Par ailleurs, en réponse à la question du départ massif des médecins spécialistes vers l’étranger, le ministre a répliqué que ce phénomène est « minime et ne connaît pas l’ampleur que veulent lui donner certains ». Il a ajouté : « Il est vrai qu’il y a un certain nombre de départs de médecins à l’étranger et toutes les portes sont ouvertes pour leur retour, mais nous, en Algérie, nous ne considérons pas qu’il s’agisse d’un départ massif. » Il a conforté ces propos en affirmant que depuis 1990, environ 32 000 spécialistes ont été formés, dont 16 287 se trouvent aujourd’hui dans le secteur public et 13 000 dans le secteur privé.
Il a ajouté que l’Algérie est la mieux placée au niveau continental avec un ratio de 8 spécialistes pour 1 000 habitants, ce qui est très proche des recommandations de l’OMS qui est de 12 spécialistes pour 1 000 habitants. Il a également annoncé en plus de la publication, avant la fin de l’année, des statuts particuliers des différents corps de la santé, que les conditions socioprofessionnelles des spécialistes du secteur public seront nettement améliorées. Il a affirmé, dans ce sillage, que l’Etat mettra également tout en œuvre pour apporter le matériel médical nécessaire afin de leur permettre d’effectuer leur travail de manière optimale.

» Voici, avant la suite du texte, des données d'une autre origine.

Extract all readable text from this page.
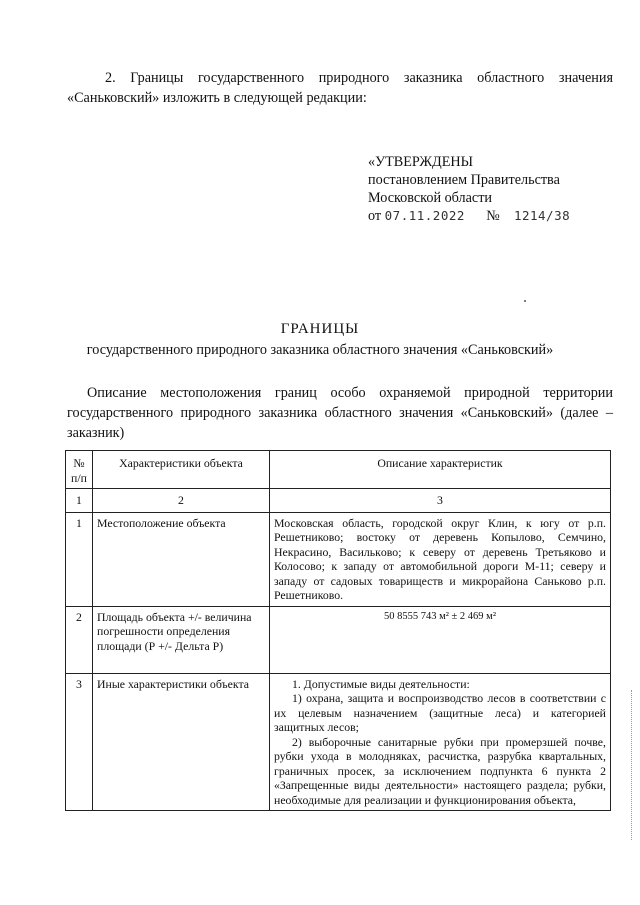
2. Границы государственного природного заказника областного значения «Саньковский» изложить в следующей редакции:

«УТВЕРЖДЕНЫ
постановлением Правительства
Московской области
от 07.11.2022 № 1214/38

ГРАНИЦЫ

государственного природного заказника областного значения «Саньковский»

Описание местоположения границ особо охраняемой природной территории государственного природного заказника областного значения «Саньковский» (далее – заказник)

№ п/п	Характеристики объекта	Описание характеристик
1	2	3
1	Местоположение объекта	Московская область, городской округ Клин, к югу от р.п. Решетниково; востоку от деревень Копылово, Семчино, Некрасино, Василькοво; к северу от деревень Третьяково и Колосово; к западу от автомобильной дороги М-11; северу и западу от садовых товариществ и микрорайона Саньково р.п. Решетниково.
2	Площадь объекта +/- величина погрешности определения площади (Р +/- Дельта Р)	50 8555 743 м² ± 2 469 м²
3	Иные характеристики объекта	1. Допустимые виды деятельности:
1) охрана, защита и воспроизводство лесов в соответствии с их целевым назначением (защитные леса) и категорией защитных лесов;
2) выборочные санитарные рубки при промерзшей почве, рубки ухода в молодняках, расчистка, разрубка квартальных, граничных просек, за исключением подпункта 6 пункта 2 «Запрещенные виды деятельности» настоящего раздела; рубки, необходимые для реализации и функционирования объекта,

Le ministre a tenu à souligner qu’il existe une couverture médicale pour presque toutes les spécialités dans les hôpitaux du Sud et que, pour les cas qui le nécessitent, des opérations de jumelage avec les hôpitaux des autres régions sont mises en place.
Concernant la réalisation de l’hôpital algéro-qatari-allemand, M. Saihi a annoncé que demain, le 12 octobre, sera signé l’accord final pour le lancement des travaux, qui sont prévus durant les prochaines semaines. Il a ajouté que d’ici à un an ou un an et demi, certaines parties de cet hôpital seront livrées alors qu’il sera entièrement réceptionné dans deux ans.